A creamy chicken and vegetable filling topped with golden Red Lobster-style biscuits, perfect for cozy weeknight dinners.
Prep Time 20 minutes
Cook Time 25 minutes
Total Time 45 minutes
Servings: 6 servings
Course: Comfort Food, Dinner
Cuisine: American
Calories: 450

Ingredients
  

Chicken Filling
  • 2 cups cooked chicken shredded
  • 1 cup frozen peas and carrots
  • 1/2 cup corn kernels
  • 1 small onion finely chopped
  • 2 cloves garlic minced
  • 1/4 cup unsalted butter
  • 1/4 cup all-purpose flour
  • 2 cups whole milk
  • 1/2 tsp salt
  • 1/4 tsp black pepper
  • 1/2 tsp dried thyme
  • 1/4 tsp paprika
Biscuits
  • 2 cups all-purpose flour
  • 1 tbsp baking powder
  • 1/2 tsp salt
  • 1/2 cup unsalted butter cold, cubed
  • 3/4 cup milk

Equipment

  • Mixing bowls
  • Skillet
  • Baking dish
  • Whisk

Method
 

  1. In a large skillet, melt butter over medium heat.
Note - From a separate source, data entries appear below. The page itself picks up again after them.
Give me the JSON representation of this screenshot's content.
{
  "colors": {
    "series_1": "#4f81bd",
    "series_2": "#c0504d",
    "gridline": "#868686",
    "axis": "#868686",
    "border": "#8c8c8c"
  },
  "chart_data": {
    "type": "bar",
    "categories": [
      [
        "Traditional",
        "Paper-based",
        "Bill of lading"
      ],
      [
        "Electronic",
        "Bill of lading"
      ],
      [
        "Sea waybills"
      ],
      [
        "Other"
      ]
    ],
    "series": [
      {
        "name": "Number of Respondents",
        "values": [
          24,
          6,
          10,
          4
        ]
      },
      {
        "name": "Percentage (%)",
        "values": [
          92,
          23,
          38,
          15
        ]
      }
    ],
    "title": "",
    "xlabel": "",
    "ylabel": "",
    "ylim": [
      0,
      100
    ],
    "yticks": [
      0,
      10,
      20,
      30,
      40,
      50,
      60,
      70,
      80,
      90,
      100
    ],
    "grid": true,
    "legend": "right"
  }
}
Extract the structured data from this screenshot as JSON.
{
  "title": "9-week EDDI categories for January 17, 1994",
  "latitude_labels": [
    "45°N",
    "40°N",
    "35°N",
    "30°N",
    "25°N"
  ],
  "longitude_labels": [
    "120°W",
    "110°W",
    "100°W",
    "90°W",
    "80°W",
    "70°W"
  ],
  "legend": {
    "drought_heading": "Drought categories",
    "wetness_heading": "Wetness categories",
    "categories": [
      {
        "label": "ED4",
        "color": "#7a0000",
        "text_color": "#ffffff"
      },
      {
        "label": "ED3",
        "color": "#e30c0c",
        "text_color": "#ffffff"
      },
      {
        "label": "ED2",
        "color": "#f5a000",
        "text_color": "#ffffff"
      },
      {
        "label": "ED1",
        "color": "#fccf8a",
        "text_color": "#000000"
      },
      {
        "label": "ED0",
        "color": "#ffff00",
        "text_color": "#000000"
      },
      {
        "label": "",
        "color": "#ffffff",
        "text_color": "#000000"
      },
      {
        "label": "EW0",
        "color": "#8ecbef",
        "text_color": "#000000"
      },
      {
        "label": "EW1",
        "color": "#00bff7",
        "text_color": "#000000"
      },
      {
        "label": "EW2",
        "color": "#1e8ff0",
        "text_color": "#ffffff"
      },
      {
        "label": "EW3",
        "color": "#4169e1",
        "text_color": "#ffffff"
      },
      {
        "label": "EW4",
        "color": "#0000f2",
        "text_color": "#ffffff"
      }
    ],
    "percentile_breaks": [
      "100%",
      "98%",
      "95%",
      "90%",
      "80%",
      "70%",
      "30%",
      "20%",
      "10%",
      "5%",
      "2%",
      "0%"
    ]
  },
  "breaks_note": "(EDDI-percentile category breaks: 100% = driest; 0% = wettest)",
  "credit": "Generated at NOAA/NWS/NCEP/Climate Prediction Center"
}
Add onions and garlic; sauté until translucent.
  2. Stir in flour, whisking constantly for 1–2 minutes to form a roux.
  3. Slowly pour in milk while whisking to prevent lumps. Cook until thickened.
  4. Add chicken, peas, carrots, corn, salt, pepper, thyme, and paprika. Stir to combine.
  5. Preheat oven to 400°F (200°C). Prepare biscuit dough by mixing flour, baking powder, and salt, cut in butter, and stir in milk.
  6. Drop biscuit dough over chicken filling in a baking dish.
  7. Bake for 20–25 minutes until biscuits are golden and cooked through.
  8. Remove from oven, let rest 5 minutes, garnish with parsley, and serve.

Notes

Leftovers can be stored in the fridge for 3 days. Freeze for up to 2 months before baking.